The Re-frame library day8.re-frame/test provides test fixtures for running synchronous and asynchronous unit tests.

Reflet extends these via the io.zalky/reflet-test library. Simply include:

io.zalky/reflet-test {:mvn/version "0.1.0"}

in your deps.edn file. Then require the reflet.fixtures namespace to use Reflet's synchronous and asynchronous test fixtures:

(require '[reflet.fixtures :as fix]
         '[day8.re-frame.test :as rft])

(deftest my-sync-test
  (fix/run-test-sync
   ...))

(deftest my-async-test
  (fix/run-test-async
   ...
   (rft/wait-for [::timeout-success]
     ...)))

There are lots of good usage examples in the reflet.core-test and reflet.fsm-test namespaces.

References and Reactive Context

Components have no lifecycle outside a reactive context, and so things like lifecycle cleanup make no sense in unit tests.

What's more, code blocks inside a wait-for are returned and executed asynchronously outside of their originating with-ref scope, so cleanup must be avoided.
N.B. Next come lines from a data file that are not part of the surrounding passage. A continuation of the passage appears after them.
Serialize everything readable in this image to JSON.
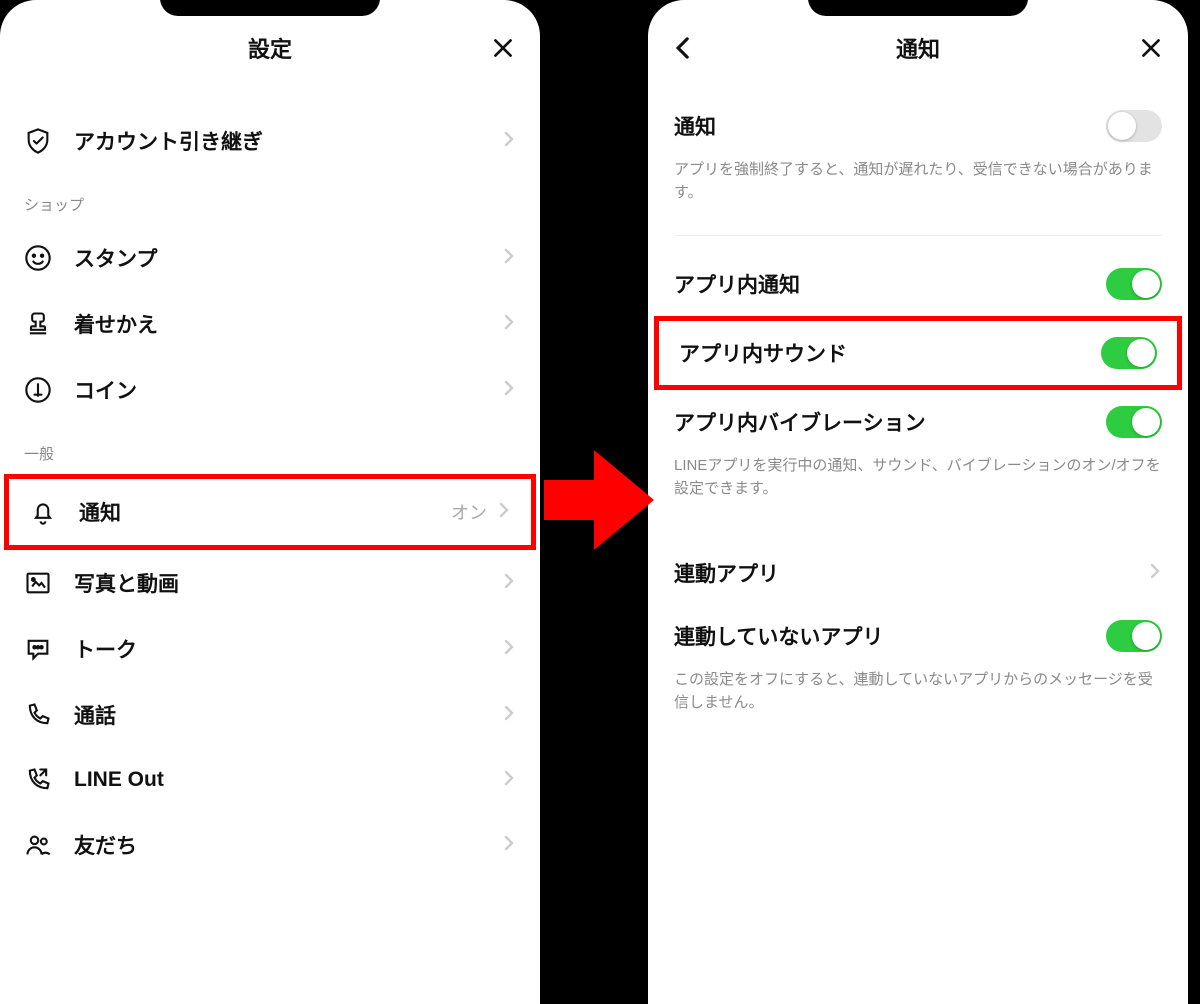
{
  "left": {
    "title": "設定",
    "rows": {
      "account_transfer": "アカウント引き継ぎ"
    },
    "section_shop": "ショップ",
    "shop": {
      "stamp": "スタンプ",
      "theme": "着せかえ",
      "coin": "コイン"
    },
    "section_general": "一般",
    "general": {
      "notification": "通知",
      "notification_status": "オン",
      "photo_video": "写真と動画",
      "talk": "トーク",
      "call": "通話",
      "line_out": "LINE Out",
      "friends": "友だち"
    }
  },
  "right": {
    "title": "通知",
    "notif": {
      "label": "通知",
      "on": false,
      "desc": "アプリを強制終了すると、通知が遅れたり、受信できない場合があります。"
    },
    "inapp_notif": {
      "label": "アプリ内通知",
      "on": true
    },
    "inapp_sound": {
      "label": "アプリ内サウンド",
      "on": true
    },
    "inapp_vibe": {
      "label": "アプリ内バイブレーション",
      "on": true
    },
    "inapp_desc": "LINEアプリを実行中の通知、サウンド、バイブレーションのオン/オフを設定できます。",
    "linked_apps": {
      "label": "連動アプリ"
    },
    "unlinked_apps": {
      "label": "連動していないアプリ",
      "on": true,
      "desc": "この設定をオフにすると、連動していないアプリからのメッセージを受信しません。"
    }
  }
}
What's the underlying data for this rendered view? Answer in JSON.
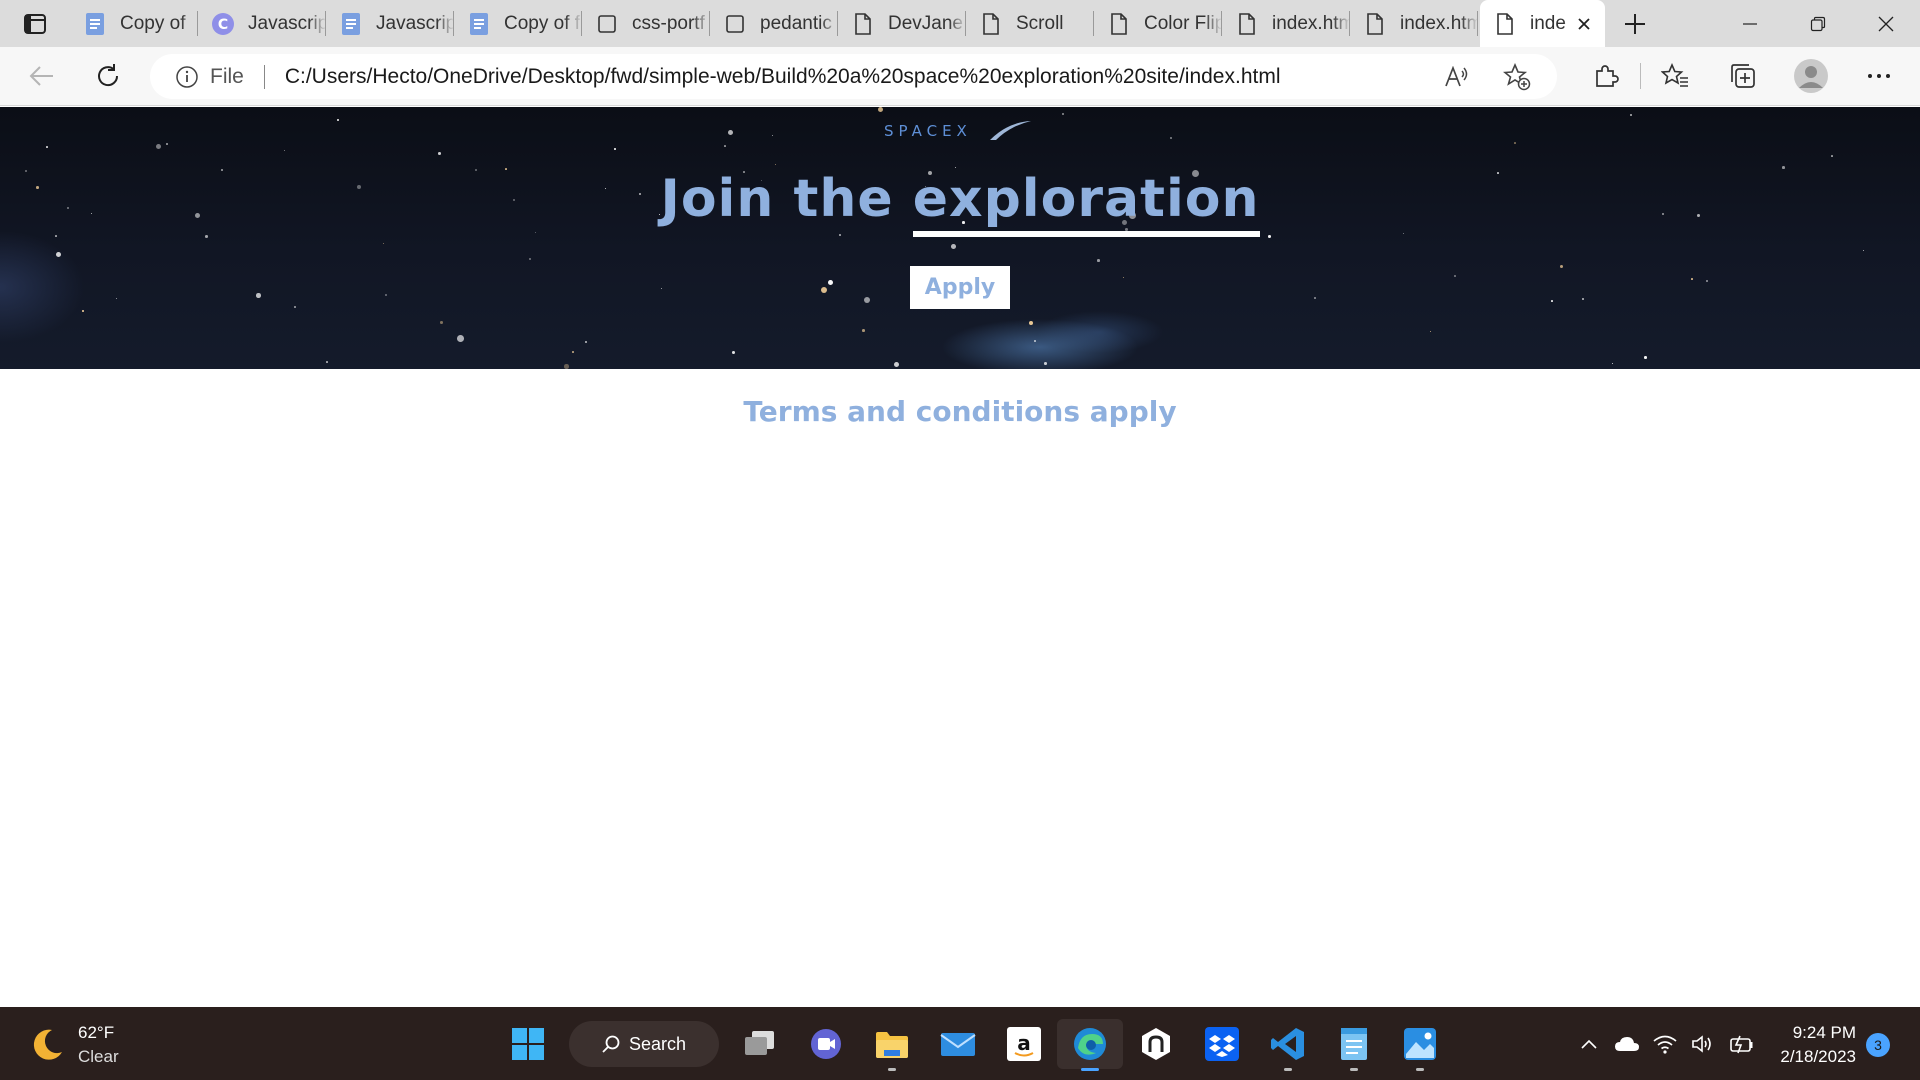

For this and other reasons, a number of behaviours are different from the running application. In unit tests, where there is no reactive context:

  1. All references created by with-ref are persistent, not transient

  2. There is no with-ref lifecycle cleanup

In the rare case when you really need to generate transient refs in unit tests, for example testing the properties of references, there is a macro in reflet.fixtures that can wrap a code block in a fake reactive context:

(fix/fake-reactive-context
  ...)

But you will rarely need this.

Queries and Reactive Context

Just like with regular Re-frame subscriptions, reg-pull queries in test fixtures run every time they are dereferenced.